Машина и Винтики - Геллер Михаил. Страница 6
Прежде всего – это "человек труда… Он относится к труду как к главному в жизни… Это человек коллектива… Это человек, беспредельно преданный социалистической многонациональной отчизне… Это человек, который за все в ответе… Ему до всего есть дело, будь то явление масштаба глобального или жизнь соседей по лестничной площадке… Это человек высоких идеалов… Он активно исповедует идеи Великого Октября… Это человек гармонического развития… Это человек, о котором заботится государство. Он видит эту заботу повсюду и ощущает ее повсеместно. Его дети ходят в детский сад или в школу, его родители лечатся у лучших врачей; он сам недавно получил квартиру… Растут города, зеленеют парки, выпускаются новые товары, ученые заботятся о чистоте воздуха – все это для него, для советского человека, и все это либо ничего не стоит ему, либо стоит очень недорого; забота государства материальна и зрима. Его товарищи, им же избранные в органы власти, решают государственные дела, – он это знает, это делается во имя его, на его благо".8
Если очистить это определение от рекламных украшений, вроде того, что государство дает советскому человеку все бесплатно или почти даром, то окажется, что главные его черты полностью совпадают с качествами, перечисленными Александром Зиновьевым в сатирическом романе Гомо советикус. По официальному определению, для советского человека главное в жизни – труд; он беспредельно предан Родине; он член коллектива; его бесконечно интересует жизнь соседей по лестничной клетке и обитателей планеты; все заботы о нем взяло на себя государство. А. Зиновьев перечисляет: "гомосос приучен жить в сравнительно скверных условиях, готов встречать трудности, постоянно ждет еще худшего; одобряет действия властей; стремится помешать тем, кто нарушает привычные формы поведения, всецело поддерживает руководство; обладает стандартным идеологизированным сознанием; чувством ответственности за свою страну; готов к жертвам и готов обрекать других на жертвы".9
Советские пропагандисты и советский сатирик рисуют одинаковый портрет неслучайно – это портрет идеального Хомо советикус и перечисление качеств, имеющихся – в разной пропорции – в каждом обитателе мира "зрелого социализма" и выращиваемых в нем. В 1927 году физиолог проф. Савич определил революцию, как процесс растормаживания, процесс сбрасывания с себя человеком всего того, что ему было дано культурным развитием. Критикуя "буржуазного ученого, книга которого Основы поведении человека выдержала два издания", руководитель пролетарских писателей Л. Авербах признает, что проф.

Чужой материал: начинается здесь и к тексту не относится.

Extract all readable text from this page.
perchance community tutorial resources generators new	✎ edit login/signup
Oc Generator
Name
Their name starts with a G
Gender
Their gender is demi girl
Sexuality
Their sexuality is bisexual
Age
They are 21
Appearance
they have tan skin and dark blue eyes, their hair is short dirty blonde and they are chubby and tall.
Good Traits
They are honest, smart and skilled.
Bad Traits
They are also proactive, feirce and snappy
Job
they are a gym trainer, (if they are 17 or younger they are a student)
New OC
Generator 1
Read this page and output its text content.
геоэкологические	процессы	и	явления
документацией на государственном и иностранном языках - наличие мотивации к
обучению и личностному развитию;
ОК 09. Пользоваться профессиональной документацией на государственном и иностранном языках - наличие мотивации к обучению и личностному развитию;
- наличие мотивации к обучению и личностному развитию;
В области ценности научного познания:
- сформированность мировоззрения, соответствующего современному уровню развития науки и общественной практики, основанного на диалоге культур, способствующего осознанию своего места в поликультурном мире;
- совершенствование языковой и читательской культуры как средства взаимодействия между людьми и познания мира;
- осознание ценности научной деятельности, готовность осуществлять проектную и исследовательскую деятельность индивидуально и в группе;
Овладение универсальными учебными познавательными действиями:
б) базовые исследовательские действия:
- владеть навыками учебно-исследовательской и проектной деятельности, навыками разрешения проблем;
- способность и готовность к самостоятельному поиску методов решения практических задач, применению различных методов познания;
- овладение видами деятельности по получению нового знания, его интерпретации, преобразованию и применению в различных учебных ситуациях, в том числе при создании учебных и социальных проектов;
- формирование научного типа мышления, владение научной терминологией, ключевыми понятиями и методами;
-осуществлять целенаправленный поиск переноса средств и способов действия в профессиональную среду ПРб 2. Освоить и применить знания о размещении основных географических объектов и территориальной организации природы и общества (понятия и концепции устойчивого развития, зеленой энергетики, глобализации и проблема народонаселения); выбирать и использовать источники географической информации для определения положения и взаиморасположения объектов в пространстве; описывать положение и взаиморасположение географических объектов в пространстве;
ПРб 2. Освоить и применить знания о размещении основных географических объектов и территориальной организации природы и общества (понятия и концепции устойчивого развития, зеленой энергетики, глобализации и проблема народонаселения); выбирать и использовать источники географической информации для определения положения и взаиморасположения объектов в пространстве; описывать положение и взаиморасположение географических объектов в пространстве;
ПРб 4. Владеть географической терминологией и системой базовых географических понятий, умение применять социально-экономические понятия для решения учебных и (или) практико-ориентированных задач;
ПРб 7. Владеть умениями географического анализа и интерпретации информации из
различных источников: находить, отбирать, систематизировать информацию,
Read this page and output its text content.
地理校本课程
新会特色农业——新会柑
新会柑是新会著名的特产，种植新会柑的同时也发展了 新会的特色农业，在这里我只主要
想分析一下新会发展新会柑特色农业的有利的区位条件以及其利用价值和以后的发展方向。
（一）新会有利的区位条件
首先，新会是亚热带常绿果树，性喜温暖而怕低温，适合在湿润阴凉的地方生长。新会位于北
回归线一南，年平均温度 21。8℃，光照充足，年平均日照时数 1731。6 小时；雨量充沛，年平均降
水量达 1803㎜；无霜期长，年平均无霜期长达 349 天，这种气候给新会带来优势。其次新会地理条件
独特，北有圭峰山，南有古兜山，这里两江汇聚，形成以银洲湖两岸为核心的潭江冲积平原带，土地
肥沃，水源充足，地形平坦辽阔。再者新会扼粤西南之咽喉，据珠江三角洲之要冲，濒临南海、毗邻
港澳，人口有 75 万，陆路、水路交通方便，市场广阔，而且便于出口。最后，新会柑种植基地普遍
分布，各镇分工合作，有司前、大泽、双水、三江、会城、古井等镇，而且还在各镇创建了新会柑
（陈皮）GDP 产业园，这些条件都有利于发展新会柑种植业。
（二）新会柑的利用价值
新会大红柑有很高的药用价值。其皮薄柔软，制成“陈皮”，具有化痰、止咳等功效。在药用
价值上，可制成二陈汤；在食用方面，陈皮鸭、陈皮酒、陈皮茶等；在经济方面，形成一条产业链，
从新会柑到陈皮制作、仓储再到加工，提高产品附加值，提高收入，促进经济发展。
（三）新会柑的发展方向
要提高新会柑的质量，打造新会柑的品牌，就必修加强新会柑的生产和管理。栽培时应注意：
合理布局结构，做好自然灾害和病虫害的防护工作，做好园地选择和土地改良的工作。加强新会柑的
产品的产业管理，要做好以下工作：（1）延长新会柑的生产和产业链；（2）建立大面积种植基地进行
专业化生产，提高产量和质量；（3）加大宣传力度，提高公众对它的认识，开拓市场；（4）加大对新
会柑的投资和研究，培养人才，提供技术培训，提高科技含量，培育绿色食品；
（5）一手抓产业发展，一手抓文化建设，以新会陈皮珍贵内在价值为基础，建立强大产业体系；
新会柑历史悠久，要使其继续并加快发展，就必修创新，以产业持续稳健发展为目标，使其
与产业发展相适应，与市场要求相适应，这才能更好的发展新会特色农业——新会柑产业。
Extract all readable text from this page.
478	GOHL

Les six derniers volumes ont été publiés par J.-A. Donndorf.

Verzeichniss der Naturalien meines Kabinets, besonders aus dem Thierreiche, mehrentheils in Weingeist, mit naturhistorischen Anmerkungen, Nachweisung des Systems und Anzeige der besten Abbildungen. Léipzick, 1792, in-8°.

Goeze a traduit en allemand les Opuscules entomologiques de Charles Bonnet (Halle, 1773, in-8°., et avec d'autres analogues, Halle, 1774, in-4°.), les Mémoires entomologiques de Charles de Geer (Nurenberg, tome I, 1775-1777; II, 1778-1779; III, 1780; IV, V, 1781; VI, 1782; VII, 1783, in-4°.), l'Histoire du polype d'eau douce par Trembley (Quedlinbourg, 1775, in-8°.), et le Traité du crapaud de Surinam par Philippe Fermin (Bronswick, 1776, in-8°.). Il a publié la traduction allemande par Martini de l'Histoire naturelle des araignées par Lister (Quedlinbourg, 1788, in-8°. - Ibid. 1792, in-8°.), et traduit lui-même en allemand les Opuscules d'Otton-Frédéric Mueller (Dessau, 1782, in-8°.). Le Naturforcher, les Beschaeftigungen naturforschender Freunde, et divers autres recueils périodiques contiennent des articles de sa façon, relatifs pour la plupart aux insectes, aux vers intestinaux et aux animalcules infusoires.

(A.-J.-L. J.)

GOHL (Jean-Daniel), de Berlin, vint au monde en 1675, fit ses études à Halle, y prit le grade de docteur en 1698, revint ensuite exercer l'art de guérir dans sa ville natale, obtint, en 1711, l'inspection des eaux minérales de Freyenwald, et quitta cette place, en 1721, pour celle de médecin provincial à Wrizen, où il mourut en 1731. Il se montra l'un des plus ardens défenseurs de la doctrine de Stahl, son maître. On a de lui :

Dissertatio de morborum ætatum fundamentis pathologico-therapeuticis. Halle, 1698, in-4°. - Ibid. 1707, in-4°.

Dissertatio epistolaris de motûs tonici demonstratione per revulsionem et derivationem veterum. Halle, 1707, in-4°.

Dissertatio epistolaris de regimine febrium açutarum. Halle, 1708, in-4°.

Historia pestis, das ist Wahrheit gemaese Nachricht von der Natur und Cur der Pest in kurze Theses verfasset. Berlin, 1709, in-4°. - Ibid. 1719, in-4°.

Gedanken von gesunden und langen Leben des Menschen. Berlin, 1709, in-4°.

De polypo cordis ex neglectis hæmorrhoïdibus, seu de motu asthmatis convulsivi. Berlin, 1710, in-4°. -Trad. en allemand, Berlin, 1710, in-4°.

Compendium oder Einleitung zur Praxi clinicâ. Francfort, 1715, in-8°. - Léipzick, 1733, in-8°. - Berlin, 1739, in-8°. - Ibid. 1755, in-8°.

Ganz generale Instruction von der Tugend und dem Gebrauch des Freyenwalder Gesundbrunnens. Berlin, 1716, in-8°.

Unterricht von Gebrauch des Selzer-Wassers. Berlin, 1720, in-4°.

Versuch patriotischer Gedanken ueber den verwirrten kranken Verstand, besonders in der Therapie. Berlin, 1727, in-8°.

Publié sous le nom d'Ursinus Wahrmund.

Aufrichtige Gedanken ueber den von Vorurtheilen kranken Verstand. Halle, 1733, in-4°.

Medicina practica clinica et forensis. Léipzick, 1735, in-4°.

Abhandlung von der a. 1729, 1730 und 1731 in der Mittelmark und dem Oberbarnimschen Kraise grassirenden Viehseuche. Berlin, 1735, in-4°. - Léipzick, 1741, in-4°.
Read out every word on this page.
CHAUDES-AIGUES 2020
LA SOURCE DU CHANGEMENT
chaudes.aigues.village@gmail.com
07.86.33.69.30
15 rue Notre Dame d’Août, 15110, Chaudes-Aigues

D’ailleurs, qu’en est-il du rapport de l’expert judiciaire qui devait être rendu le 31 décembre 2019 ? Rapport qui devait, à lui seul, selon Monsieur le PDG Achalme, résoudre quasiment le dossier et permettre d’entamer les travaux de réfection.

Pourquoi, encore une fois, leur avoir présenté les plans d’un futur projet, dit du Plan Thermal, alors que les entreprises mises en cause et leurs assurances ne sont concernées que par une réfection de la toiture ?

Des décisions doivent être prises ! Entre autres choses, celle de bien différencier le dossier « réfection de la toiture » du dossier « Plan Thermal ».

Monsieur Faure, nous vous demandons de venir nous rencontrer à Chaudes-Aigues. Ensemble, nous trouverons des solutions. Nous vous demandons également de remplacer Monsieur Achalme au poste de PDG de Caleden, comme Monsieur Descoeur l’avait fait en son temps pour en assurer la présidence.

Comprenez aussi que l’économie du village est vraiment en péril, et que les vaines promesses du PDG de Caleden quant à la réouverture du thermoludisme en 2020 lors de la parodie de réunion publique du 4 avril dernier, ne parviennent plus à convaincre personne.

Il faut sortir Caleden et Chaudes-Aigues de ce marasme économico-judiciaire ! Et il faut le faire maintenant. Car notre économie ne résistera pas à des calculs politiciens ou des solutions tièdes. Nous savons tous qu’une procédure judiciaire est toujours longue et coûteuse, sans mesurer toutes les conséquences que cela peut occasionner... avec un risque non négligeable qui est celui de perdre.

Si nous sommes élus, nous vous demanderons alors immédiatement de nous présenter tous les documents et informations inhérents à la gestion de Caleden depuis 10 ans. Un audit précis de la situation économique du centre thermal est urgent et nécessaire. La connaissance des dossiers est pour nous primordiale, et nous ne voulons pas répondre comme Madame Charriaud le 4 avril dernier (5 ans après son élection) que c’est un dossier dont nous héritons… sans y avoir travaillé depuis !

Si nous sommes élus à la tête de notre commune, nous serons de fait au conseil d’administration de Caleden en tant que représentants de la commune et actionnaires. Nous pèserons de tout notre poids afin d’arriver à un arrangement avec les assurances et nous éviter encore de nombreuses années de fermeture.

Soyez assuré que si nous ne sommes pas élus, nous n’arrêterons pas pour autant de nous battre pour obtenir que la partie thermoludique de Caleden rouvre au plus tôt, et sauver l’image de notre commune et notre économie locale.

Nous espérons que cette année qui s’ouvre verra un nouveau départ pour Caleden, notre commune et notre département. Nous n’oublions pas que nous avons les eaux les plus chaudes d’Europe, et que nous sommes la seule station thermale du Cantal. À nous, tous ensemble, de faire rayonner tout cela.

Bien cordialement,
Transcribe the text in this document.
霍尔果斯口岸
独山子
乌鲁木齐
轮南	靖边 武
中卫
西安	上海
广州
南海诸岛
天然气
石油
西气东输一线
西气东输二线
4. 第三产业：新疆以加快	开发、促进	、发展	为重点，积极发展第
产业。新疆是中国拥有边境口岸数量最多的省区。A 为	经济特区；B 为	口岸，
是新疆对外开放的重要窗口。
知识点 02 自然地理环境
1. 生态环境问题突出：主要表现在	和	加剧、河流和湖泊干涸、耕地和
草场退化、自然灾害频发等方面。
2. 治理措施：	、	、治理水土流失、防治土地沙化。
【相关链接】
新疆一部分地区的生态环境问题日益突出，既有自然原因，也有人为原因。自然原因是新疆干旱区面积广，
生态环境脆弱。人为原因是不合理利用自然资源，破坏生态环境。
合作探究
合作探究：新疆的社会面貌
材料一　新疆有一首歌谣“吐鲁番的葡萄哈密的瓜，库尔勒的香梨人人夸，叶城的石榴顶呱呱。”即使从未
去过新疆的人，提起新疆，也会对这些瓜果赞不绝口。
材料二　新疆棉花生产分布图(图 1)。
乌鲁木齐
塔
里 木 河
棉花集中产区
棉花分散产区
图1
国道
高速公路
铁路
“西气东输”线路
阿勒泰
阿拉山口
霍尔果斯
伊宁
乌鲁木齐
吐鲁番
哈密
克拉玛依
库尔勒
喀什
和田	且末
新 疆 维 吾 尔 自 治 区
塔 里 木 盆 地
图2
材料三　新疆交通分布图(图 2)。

Савич "подходит к существу вопросов культурной революции", которая "служит одному делу: переделке человеческого материала, созданию нового типа своего человека". Именно в процессе революции, подтверждает Л. Авербах наблюдения физиолога, происходит "растормаживание", ликвидация старых чувств, "первоначальное накопление социалистических чувств".10 Влиятельнейший в 20-е годы философ-марксист А. Деборин подводит теоретический базис под программу создания нового типа человека: "Поскольку социалистические идеи овладевают нашей мыслью, они способны превратиться в чувства". Социалистические идеи, превращаясь в социалистические чувства, переделывают "все человеческое существо со всей его сложной психикой".11
Советская история, которая может рассматриваться с разных точек зрения, в конечном счете – история формирования советского человека, создания особых условий, в которых человек перестает вести себя так, как вел и кое-где ведет себя отживающий свое время Хомо сапиенс, начинает "накоплять социалистические чувства", думать и чувствовать иначе, по-новому. Каждое новое поколение принимает создаваемые в ходе советской истории условия как нормальные, будущие поколения станут их считать единственно нормальными. Польский писатель-фантаст Станислав Лем представил в одном из своих рассказов далекую планету, на которой обитатели неразличимо похожи на людей. Режим, господствующий на этой планете, требует от обитателей, чтобы они обязательно жили в воде, еще лучше – под водой. Булькание – единственный способ общения между жителями. Официальная пропаганда, не жалея усилий и средств, убеждает, что лучше всего на свете быть мокрым; дыхание воздухом, хотя это совершенно необходимо по физиологическим причинам, рассматривается почти как политическое преступление. Все жители планеты без исключения страдают ревматизмом и страстно мечтают хотя бы несколько минут пожить в сухом помещении. Пропаганда настаивает, что рыбий образ жизни, в особенности подводное дыхание – идеал. Цель, к которой все должны стремиться.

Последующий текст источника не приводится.